LONDON -- Rupert Murdoch touched down in London yesterday to take charge of his media empire's phone-hacking crisis as his best-selling Sunday tabloid, the News of the World, published its last issue. The scandal lives on despite his sacrifice of the 168-year-old paper at the heart of it.
The scrapping of the tabloid has not tempered British anger over improprieties by journalists working for Murdoch, and his $19-billion deal to take full control of satellite broadcaster British Sky Broadcasting remains in jeopardy.
The News Corp. boss, 80, was seen reading the paper's last issue as he was driven to the east London offices of his U.K. newspaper division, News International. Later, at his London apartment, he met with News International's chief executive, Rebekah Brooks, who led News of the World when its reporters committed some of the most egregious ethical lapses.

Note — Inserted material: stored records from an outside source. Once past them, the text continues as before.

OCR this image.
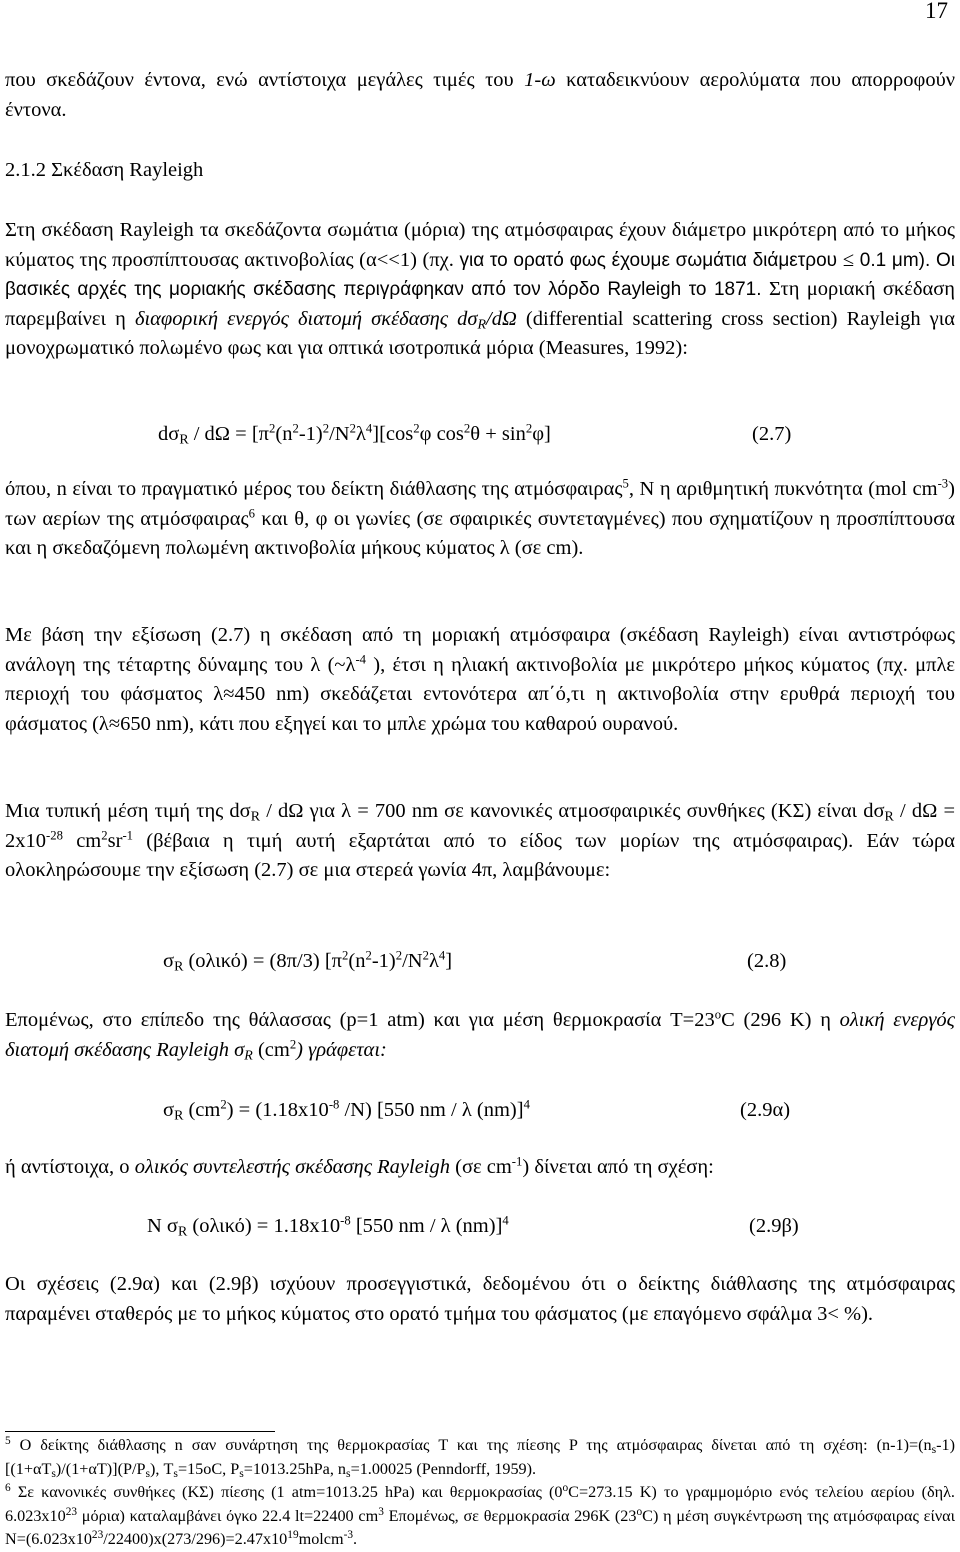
17
που σκεδάζουν έντονα, ενώ αντίστοιχα μεγάλες τιμές του 1-ω καταδεικνύουν αερολύματα που απορροφούν έντονα.
2.1.2 Σκέδαση Rayleigh
Στη σκέδαση Rayleigh τα σκεδάζοντα σωμάτια (μόρια) της ατμόσφαιρας έχουν διάμετρο μικρότερη από το μήκος κύματος της προσπίπτουσας ακτινοβολίας (α<<1) (πχ. για το ορατό φως έχουμε σωμάτια διάμετρου ≤ 0.1 μm). Οι βασικές αρχές της μοριακής σκέδασης περιγράφηκαν από τον λόρδο Rayleigh το 1871. Στη μοριακή σκέδαση παρεμβαίνει η διαφορική ενεργός διατομή σκέδασης $d\sigma_R/d\Omega$ (differential scattering cross section) Rayleigh για μονοχρωματικό πολωμένο φως και για οπτικά ισοτροπικά μόρια (Measures, 1992):
$d\sigma_R / d\Omega = [\pi^2(n^2-1)^2/N^2\lambda^4][\cos^2\varphi$ $\cos^2\theta + \sin^2\varphi$]	(2.7)
όπου, n είναι το πραγματικό μέρος του δείκτη διάθλασης της ατμόσφαιρας$^5$, N η αριθμητική πυκνότητα (mol $cm^{-3}$) των αερίων της ατμόσφαιρας$^6$ και θ, φ οι γωνίες (σε σφαιρικές συντεταγμένες) που σχηματίζουν η προσπίπτουσα και η σκεδαζόμενη πολωμένη ακτινοβολία μήκους κύματος λ (σε cm).
Με βάση την εξίσωση (2.7) η σκέδαση από τη μοριακή ατμόσφαιρα (σκέδαση Rayleigh) είναι αντιστρόφως ανάλογη της τέταρτης δύναμης του λ ($\sim\lambda^{-4}$ ), έτσι η ηλιακή ακτινοβολία με μικρότερο μήκος κύματος (πχ. μπλε περιοχή του φάσματος λ≈450 nm) σκεδάζεται εντονότερα απ΄ό,τι η ακτινοβολία στην ερυθρά περιοχή του φάσματος (λ≈650 nm), κάτι που εξηγεί και το μπλε χρώμα του καθαρού ουρανού.
Μια τυπική μέση τιμή της $d\sigma_R$ / dΩ για λ = 700 nm σε κανονικές ατμοσφαιρικές συνθήκες (ΚΣ) είναι $d\sigma_R / d\Omega = 2x10^{-28}$ $cm^2sr^{-1}$ (βέβαια η τιμή αυτή εξαρτάται από το είδος των μορίων της ατμόσφαιρας). Εάν τώρα ολοκληρώσουμε την εξίσωση (2.7) σε μια στερεά γωνία 4π, λαμβάνουμε:
$\sigma_R$ (ολικό) = (8π/3) $[\pi^2(n^2-1)^2/N^2\lambda^4]$	(2.8)
Επομένως, στο επίπεδο της θάλασσας (p=1 atm) και για μέση θερμοκρασία $T=23^oC$ (296 K) η ολική ενεργός διατομή σκέδασης Rayleigh $\sigma_R$ $(cm^2)$ γράφεται:
$\sigma_R$ $(cm^2) = (1.18x10^{-8}$ /N) [550 nm / λ (nm)]$^4$	(2.9α)
ή αντίστοιχα, ο ολικός συντελεστής σκέδασης Rayleigh (σε $cm^{-1}$) δίνεται από τη σχέση:
N $\sigma_R$ $(o\lambda\iota\kappa ό) = 1.18x10^{-8}$ [550 nm / λ (nm)]$^4$	(2.9β)
Οι σχέσεις (2.9α) και (2.9β) ισχύουν προσεγγιστικά, δεδομένου ότι ο δείκτης διάθλασης της ατμόσφαιρας παραμένει σταθερός με το μήκος κύματος στο ορατό τμήμα του φάσματος (με επαγόμενο σφάλμα 3< %).
$^5$ Ο δείκτης διάθλασης n σαν συνάρτηση της θερμοκρασίας T και της πίεσης P της ατμόσφαιρας δίνεται από τη σχέση: $(n-1)=(n_s-1)[(1+\alpha T_s)/(1+\alpha T)](P/P_s)$, $T_s=15oC$, $P_s=1013.25hPa$, $n_s=1.00025$ (Penndorff, 1959).
$^6$ Σε κανονικές συνθήκες (ΚΣ) πίεσης (1 atm=1013.25 hPa) και θερμοκρασίας ($0^oC=273.15$ K) το γραμμομόριο ενός τελείου αερίου (δηλ. $6.023x10^{23}$ μόρια) καταλαμβάνει όγκο 22.4 lt=22400 $cm^3$ Επομένως, σε θερμοκρασία 296K (23$^o$C) η μέση συγκέντρωση της ατμόσφαιρας είναι $N=(6.023x10^{23}/22400)x(273/296)=2.47x10^{19}molcm^{-3}$.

Murdoch has publicly backed Brooks, who says she had no knowledge of wrongdoing. They left the residence about an hour after she arrived, smiling for photographers and camera crews gathered outside before walking to a nearby hotel for a meal.
The drama gripping media watchers has expanded at breakneck pace following allegations News of the World journalists paid police for information and hacked into the voice mails of a young murder victim and of the grieving families of dead soldiers. Three people have been arrested, including Prime Minister David Cameron's former communications chief.
In its last edition, the paper issued a full-page apology.
"We praised high standards, we demanded high standards but, as we are now only too painfully aware, for a period of a few years up to 2006 some who worked for us, or in our name, fell shamefully short of those standards," the editorial read. "Quite simply, we lost our way."
Some of the 200 journalists being laid off from News of the World appeared to sneak in their own message to Brooks, who kept her job. Clues in a crossword puzzle included "Brook," "stink," "catastrophe" and "criminal enterprise."
The paper's demise does not end the questions surrounding Murdoch's media conglomerate, which has been hugely influential in British politics.
Closing it down was seen by some as a desperate attempt to stem negative fallout from the hacking scandal and thus save Murdoch's $19 billion bid for full ownership of BSkyB, in which he already holds a stake. The government has signaled that deal will now be delayed.
Cameron has conceded that politicians developed too cozy a relationship with the tabloid press. He has called for a new media regulation system and pledged a public inquiry into what went wrong. His former communications chief, Andy Coulson, an ex-editor of the News of the World, was arrested last week as part of a police investigation into the hacking and corruption allegations.